En bi çok sevdiğim yazarlardan Ursula LeGuin, hayalgücünün doruklarında kendi Silmarillion'unu yazmış bu kitapda. Felaket sonrası Kaliforniya'sında konumlandırdığı Keş toplumu aracılığıyla doğayla bütünleşmiş, ilerlemeciliği reddeden, anarşizme, Taoculuğa ve Amerikan yerli kültürlerine referanslarla dolu bir tahayyül sunuyor. Kitabın ufak bir bölümünü teşkil eden ana bir hikaye var aslında. Başkarakteri toplumun öğretilerine karşı gelerek savaşçı Akbaba klanındaki babasının yanına göndererek, yazar tektanrıcı, kadını eve hapseden, fetihleri ve yayılmacılığı teşvik eden bir karşı-toplumla kıyas yapmaktan kendini alıkoyamyor. Diğer kitaplarından biliyoruz ki, bu çok sevdiği ve sık sık kullandığı bir teknik. Kurguladığı toplum alışageldiğin o kadar uzağında kültürel olgulara sahip ki, sosyoloji ya da antropoloji gibi bilim dalları yanında zayıf kalıyor, eebiyatın gücünü tarihi bir kayıt incelermişçesine hissediyorsunuz. Yine tabularla ki bunu dini öğelerden arındırıyor yazar, dolu bir hayat sürdüren Keş toplumu, (ki bunu da anlamıyorum anarşizmin serbestiliği veri iken) insanları doğadaki hayvan ya da ağaçtan hatta taştan farklı bir yerde konumlandırmıyor. Bu yüzden yazarın pek sevmediğim mekanik anlatım tarzı acımasız bir duygu eksikliğine döünüşüyor. Ki karakterin kendini yetiştirmede büyük bir katkısı olan büyükannesi öldüünde gösterdiği tavrın zayıflığı bir örnek. Günümüz toplumunda zoraki gelişmiş olan merhamet ve yardımlaşma (ne kadar gerçekleşiyor, onu tartışmıyorum) bu ütopik toplumda rahatsızlık verici bir etkide eksik görünüyor. Diğer yönden şehir insanının ölüm, aşk, işsizlik gibi travmatik sonuçlara neden olabilecek travmaların kırsalda ne akdar kolay bir kabullenişle geçiştirildiğine de belki tanık olmuşsunuzdur. Doğaya yakınlık sebebiyle olabilir...

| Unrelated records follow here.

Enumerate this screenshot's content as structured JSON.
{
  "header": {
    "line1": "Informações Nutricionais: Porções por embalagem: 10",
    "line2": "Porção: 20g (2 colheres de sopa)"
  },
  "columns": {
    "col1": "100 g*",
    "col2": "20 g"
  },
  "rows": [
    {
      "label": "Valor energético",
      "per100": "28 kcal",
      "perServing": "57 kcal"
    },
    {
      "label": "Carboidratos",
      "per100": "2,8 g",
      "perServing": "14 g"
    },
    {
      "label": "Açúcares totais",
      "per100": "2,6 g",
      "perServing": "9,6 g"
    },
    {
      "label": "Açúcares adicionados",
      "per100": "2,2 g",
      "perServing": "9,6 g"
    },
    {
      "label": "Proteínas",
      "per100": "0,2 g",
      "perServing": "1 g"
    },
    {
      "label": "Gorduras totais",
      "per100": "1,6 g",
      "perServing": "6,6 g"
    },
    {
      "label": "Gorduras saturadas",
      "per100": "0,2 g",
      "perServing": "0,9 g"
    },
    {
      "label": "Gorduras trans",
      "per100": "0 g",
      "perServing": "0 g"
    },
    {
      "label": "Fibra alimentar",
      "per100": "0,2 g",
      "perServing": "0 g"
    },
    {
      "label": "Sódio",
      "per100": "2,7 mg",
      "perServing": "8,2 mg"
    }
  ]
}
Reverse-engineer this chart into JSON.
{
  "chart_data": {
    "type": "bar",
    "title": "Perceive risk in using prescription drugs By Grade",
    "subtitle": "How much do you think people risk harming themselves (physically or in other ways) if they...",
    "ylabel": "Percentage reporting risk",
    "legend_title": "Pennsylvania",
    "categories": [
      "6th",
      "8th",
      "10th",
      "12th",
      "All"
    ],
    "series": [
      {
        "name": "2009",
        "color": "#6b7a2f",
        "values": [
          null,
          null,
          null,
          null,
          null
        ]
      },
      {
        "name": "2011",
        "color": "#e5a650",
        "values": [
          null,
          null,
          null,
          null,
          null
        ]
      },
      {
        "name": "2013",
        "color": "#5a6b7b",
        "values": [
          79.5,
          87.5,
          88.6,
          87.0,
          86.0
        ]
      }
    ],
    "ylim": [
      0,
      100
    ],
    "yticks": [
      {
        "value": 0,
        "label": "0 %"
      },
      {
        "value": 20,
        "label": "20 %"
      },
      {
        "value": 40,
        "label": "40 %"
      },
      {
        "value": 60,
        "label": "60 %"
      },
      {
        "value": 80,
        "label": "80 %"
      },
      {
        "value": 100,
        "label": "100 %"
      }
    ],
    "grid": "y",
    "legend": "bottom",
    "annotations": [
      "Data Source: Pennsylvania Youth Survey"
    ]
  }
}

Kitabın geri kalan kısmında şiirler, öyküler, toplumun gelenek ve görenekleri ile ilgili makaleler, alfabe ve dil konusunda metinler ağırlık kazanıyor. Zamanın döngü şeklinde aktığı bir toplumun gelecek arkeolojisi içinde  yerinizi ayırtmanın kolay yolu bu kitaba bir göz atmak olacak. Uyarayım, gözatmayı geçip okumaya karar verdiğinizde zorlu bir sürece adım atmış olacaksınız.